J: You are involved in so many aspects of cabaret. You music direct singers and shows, do arrangements, produce CDs, perform and write songs. What do you consider yourself to be, first and foremost?

R: In my heart, I am a songwriter. I sing out of a need to sing my songs. I think that there is always something different that happens when a singer sings his songs, as opposed to when a singer interprets a songwriter. So that's where my singing comes from. I wouldn't expect people to come to hear me sing a Gershwin song. But they may come to hear me sing something I wrote, because I may give it a slant that they'll really be interested in.

J: What are you working on now?

R: I'm producing records for cabaret artists right now. Barbara Fassano and I produced her album, The Girls of Summer, which won the Bistro Award for Outstanding Recording this year. I also recently produced an album for Amy Treitel called Teach Me Tonight, and I'm producing records for Frank Dain, Marc Vincent, and Jeanne MacDonald.

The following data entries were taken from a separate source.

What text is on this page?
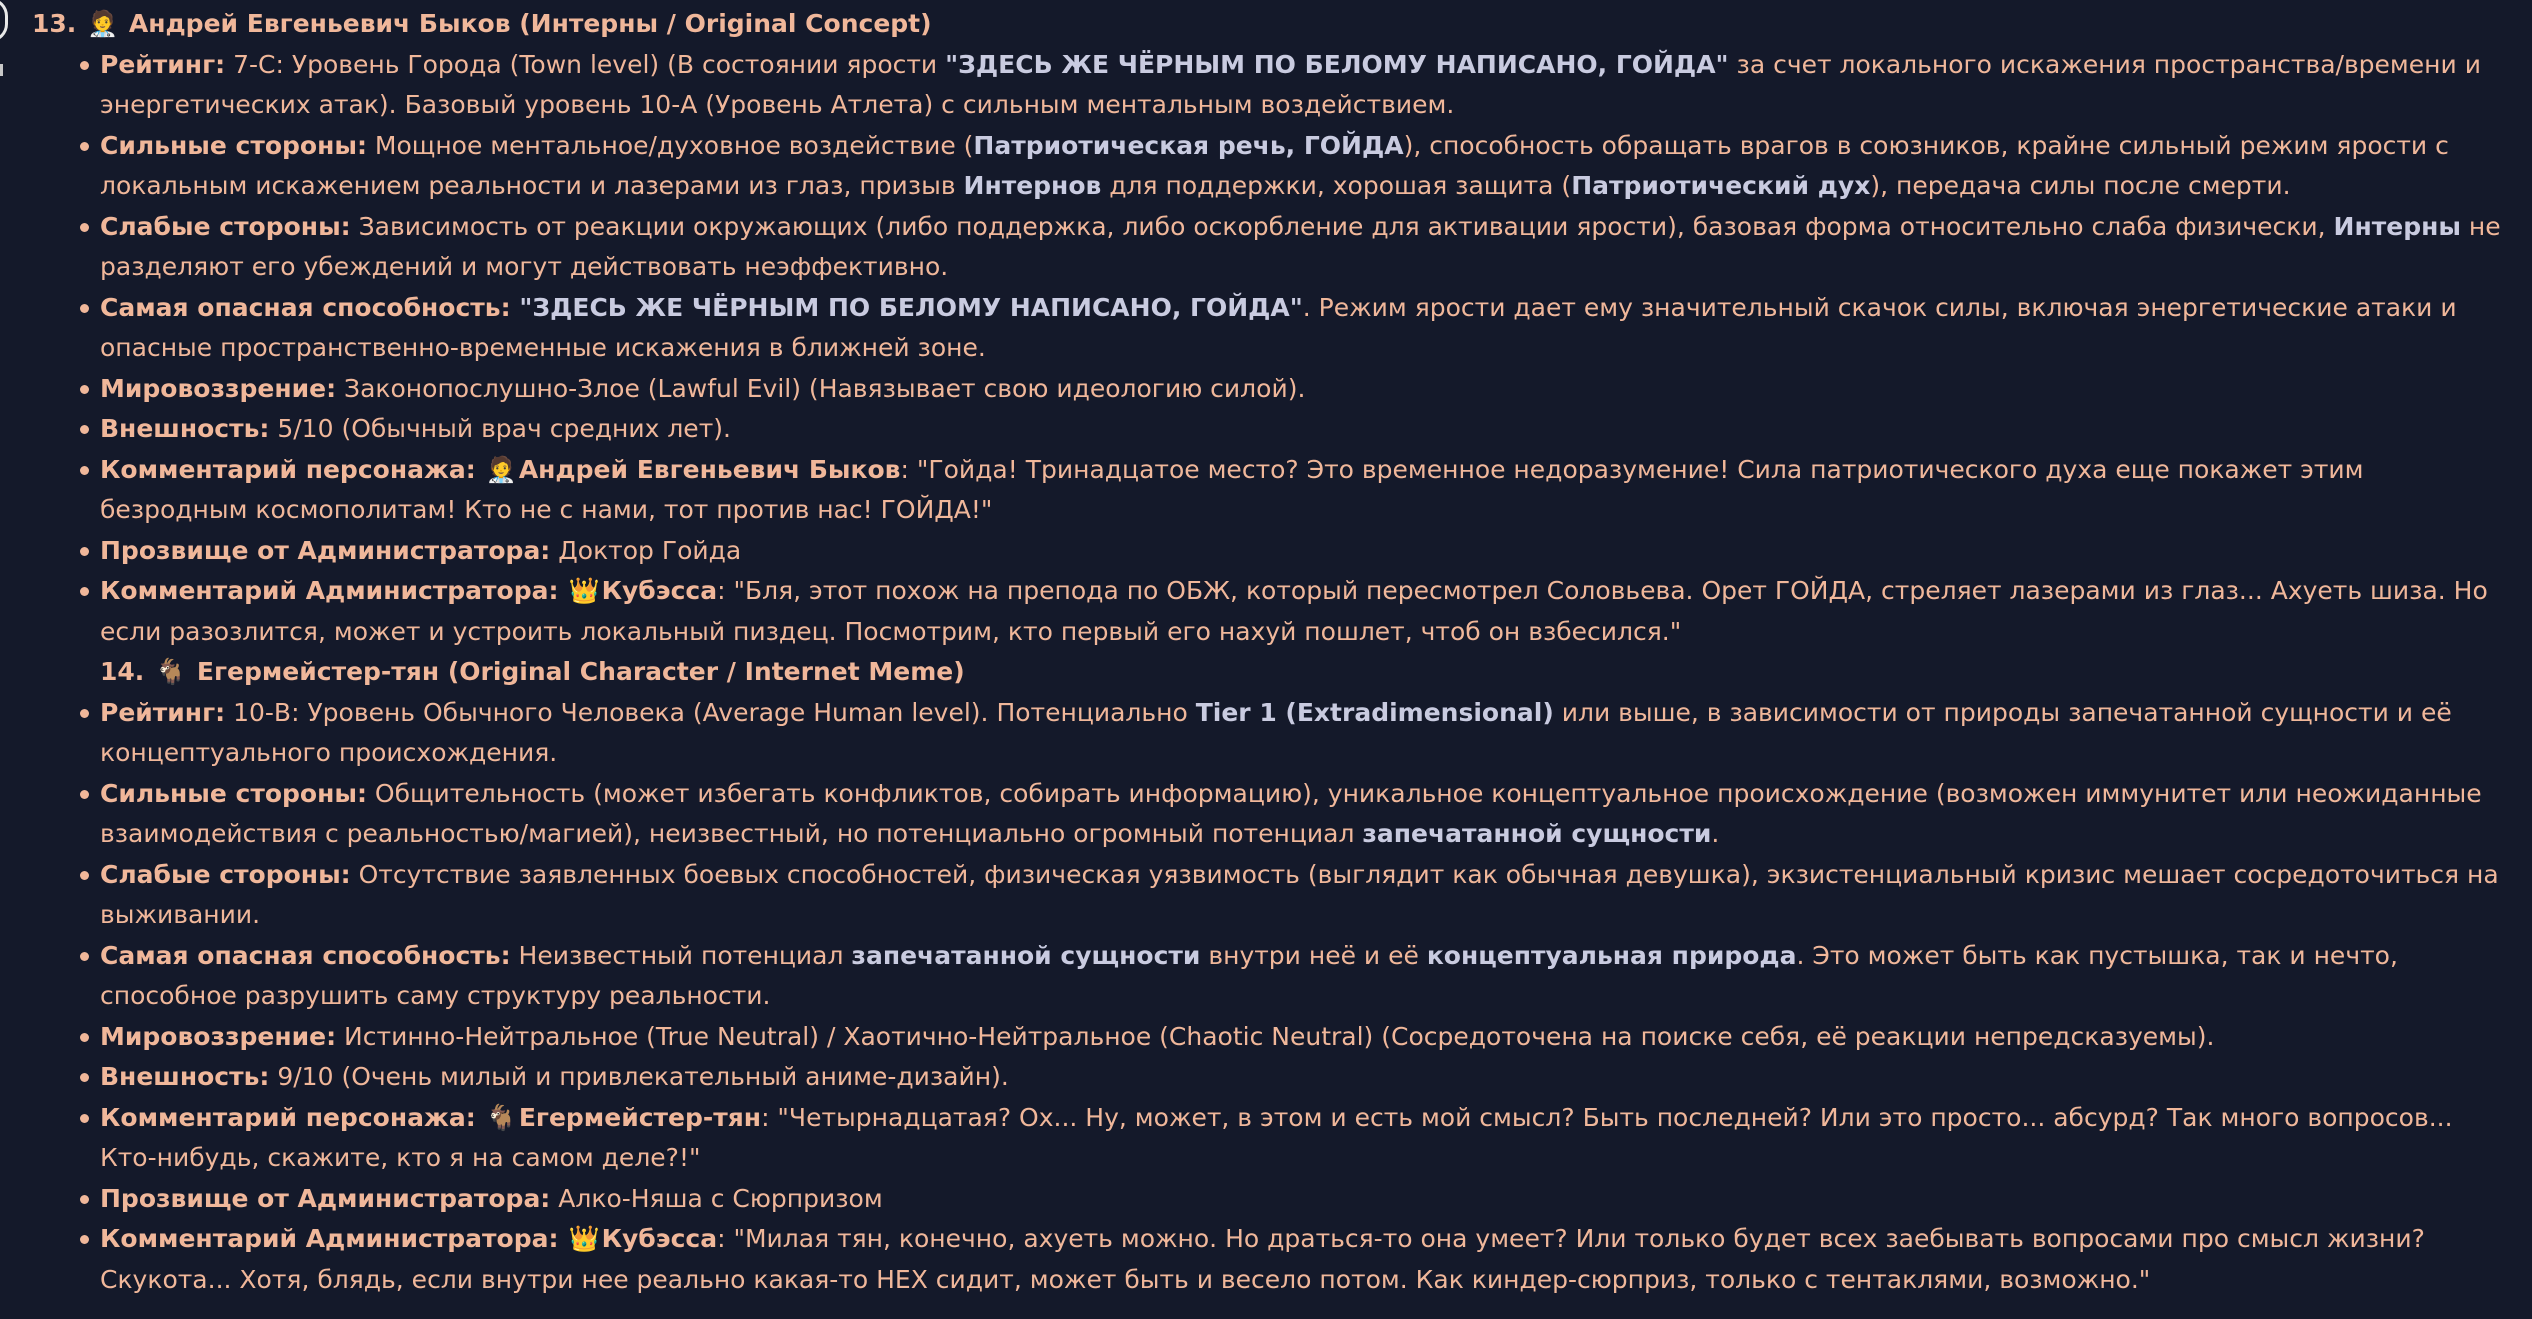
13. 🧑‍⚕️ Андрей Евгеньевич Быков (Интерны / Original Concept)
Рейтинг: 7-C: Уровень Города (Town level) (В состоянии ярости "ЗДЕСЬ ЖЕ ЧЁРНЫМ ПО БЕЛОМУ НАПИСАНО, ГОЙДА" за счет локального искажения пространства/времени и энергетических атак). Базовый уровень 10-A (Уровень Атлета) с сильным ментальным воздействием.
Сильные стороны: Мощное ментальное/духовное воздействие (Патриотическая речь, ГОЙДА), способность обращать врагов в союзников, крайне сильный режим ярости с локальным искажением реальности и лазерами из глаз, призыв Интернов для поддержки, хорошая защита (Патриотический дух), передача силы после смерти.
Слабые стороны: Зависимость от реакции окружающих (либо поддержка, либо оскорбление для активации ярости), базовая форма относительно слаба физически, Интерны не разделяют его убеждений и могут действовать неэффективно.
Самая опасная способность: "ЗДЕСЬ ЖЕ ЧЁРНЫМ ПО БЕЛОМУ НАПИСАНО, ГОЙДА". Режим ярости дает ему значительный скачок силы, включая энергетические атаки и опасные пространственно-временные искажения в ближней зоне.
Мировоззрение: Законопослушно-Злое (Lawful Evil) (Навязывает свою идеологию силой).
Внешность: 5/10 (Обычный врач средних лет).
Комментарий персонажа: 🧑‍⚕️Андрей Евгеньевич Быков: "Гойда! Тринадцатое место? Это временное недоразумение! Сила патриотического духа еще покажет этим безродным космополитам! Кто не с нами, тот против нас! ГОЙДА!"
Прозвище от Администратора: Доктор Гойда
Комментарий Администратора: 👑Кубэсса: "Бля, этот похож на препода по ОБЖ, который пересмотрел Соловьева. Орет ГОЙДА, стреляет лазерами из глаз... Ахуеть шиза. Но если разозлится, может и устроить локальный пиздец. Посмотрим, кто первый его нахуй пошлет, чтоб он взбесился."
14. 🐐 Егермейстер-тян (Original Character / Internet Meme)
Рейтинг: 10-B: Уровень Обычного Человека (Average Human level). Потенциально Tier 1 (Extradimensional) или выше, в зависимости от природы запечатанной сущности и её концептуального происхождения.
Сильные стороны: Общительность (может избегать конфликтов, собирать информацию), уникальное концептуальное происхождение (возможен иммунитет или неожиданные взаимодействия с реальностью/магией), неизвестный, но потенциально огромный потенциал запечатанной сущности.
Слабые стороны: Отсутствие заявленных боевых способностей, физическая уязвимость (выглядит как обычная девушка), экзистенциальный кризис мешает сосредоточиться на выживании.
Самая опасная способность: Неизвестный потенциал запечатанной сущности внутри неё и её концептуальная природа. Это может быть как пустышка, так и нечто, способное разрушить саму структуру реальности.
Мировоззрение: Истинно-Нейтральное (True Neutral) / Хаотично-Нейтральное (Chaotic Neutral) (Сосредоточена на поиске себя, её реакции непредсказуемы).
Внешность: 9/10 (Очень милый и привлекательный аниме-дизайн).
Комментарий персонажа: 🐐Егермейстер-тян: "Четырнадцатая? Ох... Ну, может, в этом и есть мой смысл? Быть последней? Или это просто... абсурд? Так много вопросов... Кто-нибудь, скажите, кто я на самом деле?!"
Прозвище от Администратора: Алко-Няша с Сюрпризом
Комментарий Администратора: 👑Кубэсса: "Милая тян, конечно, ахуеть можно. Но драться-то она умеет? Или только будет всех заебывать вопросами про смысл жизни? Скукота... Хотя, блядь, если внутри нее реально какая-то НЕХ сидит, может быть и весело потом. Как киндер-сюрприз, только с тентаклями, возможно."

J: Do you direct shows, music direct, or both?

R: I musical direct.

J: I've been curious as to the difference between a director and a music director in terms of their roles in putting together a cabaret show.

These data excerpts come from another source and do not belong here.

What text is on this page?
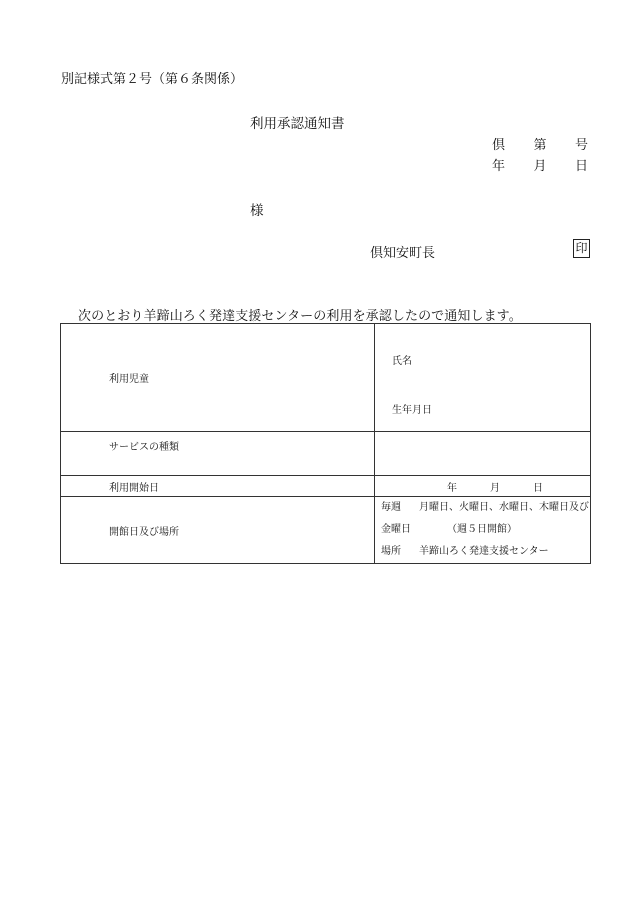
別記様式第２号（第６条関係）
利用承認通知書
倶 第 号
年 月 日
様
倶知安町長	印
次のとおり羊蹄山ろく発達支援センターの利用を承認したので通知します。
利用児童	氏名
生年月日

サービスの種類	
利用開始日	年 月 日

開館日及び場所	毎週 月曜日、火曜日、水曜日、木曜日及び金曜日 （週５日開館）
場所 羊蹄山ろく発達支援センター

R: When I music direct a show, my job is to help the singer arrange the songs so that they will provide the best fit for his or her voice. A director's job is to see the whole picture, because at some point, you get so that you can't really see what they are doing out front. You can kind of feel if they are telling the truth when they are singing, but you need somebody who can see the overall picture.

J: So you're more involved in arrangements, making sure that the songs are in the right key and working with the singer as a 'singer.'

R: Yeah. And making sure that they stay in an honest place that's going to read right to the audience.

J: But the overall sculpting of the evening would be the director's job?

R: Well, it depends on what the show is about. Sometimes the shows are just about the music and a music director is enough. Sometimes shows are more thematic, so the development of the show has a lot more to do with what a director is going to bring to it. But I always feel that if the show isn't right musically, then they have missed the point to begin with. They have to start with that or there ain't much for a director to look at.

A director can do lots of really basic things, like tell you if it feels right that you are standing for a song, or if you should sit, or comment on what are you doing with your hands. Or say "I don't like all that talking before a song; I think the song speaks for itself." Or "I don't think those three ballads work in a row because you're putting me to sleep." Just stuff that your piano player can't help you with because he or she is too busy playing to notice.

In the old days, quite frankly, nobody had directors. Directors became a trend, maybe a necessary trend, that came into itself in the mid 80s. Before that, people just used a buddy, because everybody was in show business. Nancy used to have her friend Bruce Hopkins direct her; he was somebody whose opinion she really trusted. And I think that's the point; it needs to be somebody that you really trust and somebody that you are going to listen to. Because you can't listen to everybody; you have to decide who you are going to listen to.